En 1950 Willard Libby desarrolló la idea de medir la radiactividad del C14 de cualquier resto biológico a fin de estimar el tiempo transcurrido desde que cesó su actividad vital, idea que dicho sea de paso, le valió recibir el Premio Nobel de Química en 1960.

La radiactividad depende, fundamentalmente, de la intensidad de los rayos cósmicos, productores del carbono 14 en la estratosfera que, como ya mencionamos, se difunde como CO2 por el resto de la atmósfera.

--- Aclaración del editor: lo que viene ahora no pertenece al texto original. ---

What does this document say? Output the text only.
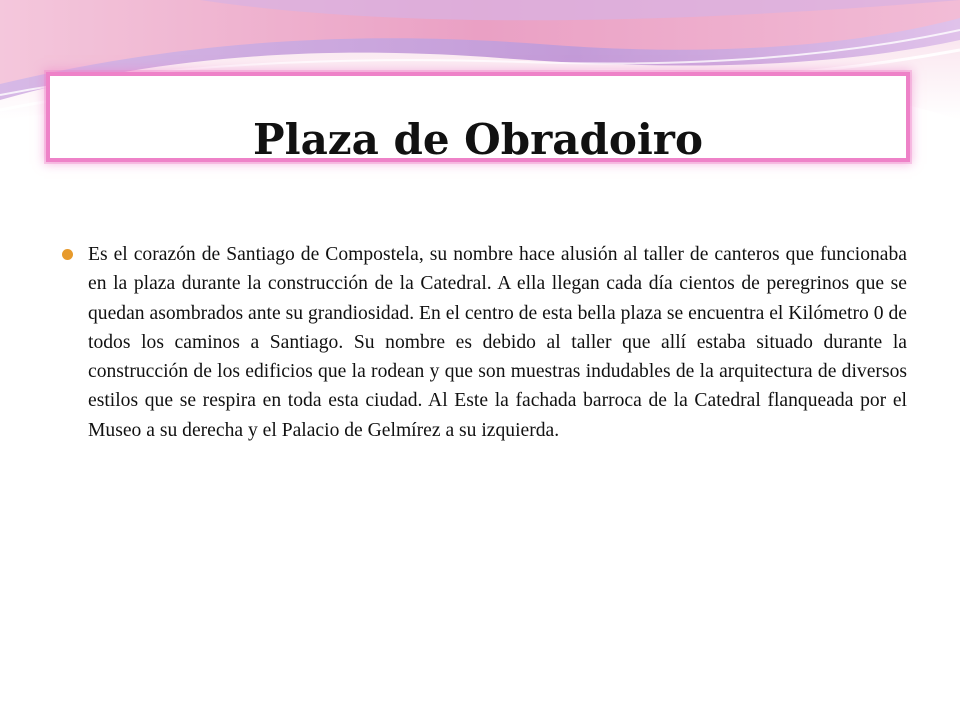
Plaza de Obradoiro

Es el corazón de Santiago de Compostela, su nombre hace alusión al taller de canteros que funcionaba en la plaza durante la construcción de la Catedral. A ella llegan cada día cientos de peregrinos que se quedan asombrados ante su grandiosidad. En el centro de esta bella plaza se encuentra el Kilómetro 0 de todos los caminos a Santiago. Su nombre es debido al taller que allí estaba situado durante la construcción de los edificios que la rodean y que son muestras indudables de la arquitectura de diversos estilos que se respira en toda esta ciudad. Al Este la fachada barroca de la Catedral flanqueada por el Museo a su derecha y el Palacio de Gelmírez a su izquierda.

Este isótopo del carbono experimenta también un proceso inverso de lenta desintegración, produce una concentración de equilibrio, cuyo valor ha resultado ser similar en toda la superficie terrestre. Es decir, existe un aporte continuo de carbono 14 atmosférico a la biosfera y por tanto, la concentración en cada ser vivo será similar a la atmosférica.

Sin embargo al cesar la vida, el flujo del C14, se interrumpirá y la concentración en el resto de la materia orgánica comenzará a disminuir por desintegración.

El método de datación en arqueología, por ejemplo, se basa en que nuevos átomos de C14 se forman continuamente en las capas altas de la atmósfera, como resultado la masa de C14 de cualquier fósil o material arqueológico orgánico disminuye a un ritmo exponencial. Por ejemplo, a los 5730 años de la muerte de un ser vivo la cantidad de C14 en sus restos fósiles se ha reducido a la mitad y a los 57,300 años es de tan solo el 0.01% del que tenía cuando estaba vivo.

Conociendo la diferencia entre la proporción de C14 que debería tener un fósil si estuviera vivo, sería semejante a la de la atmósfera en el momento en que murió, y la que realmente contiene, se puede conocer la fecha de su muerte. La cantidad y porcentaje de C14 se calcula midiendo las emisiones de partículas beta.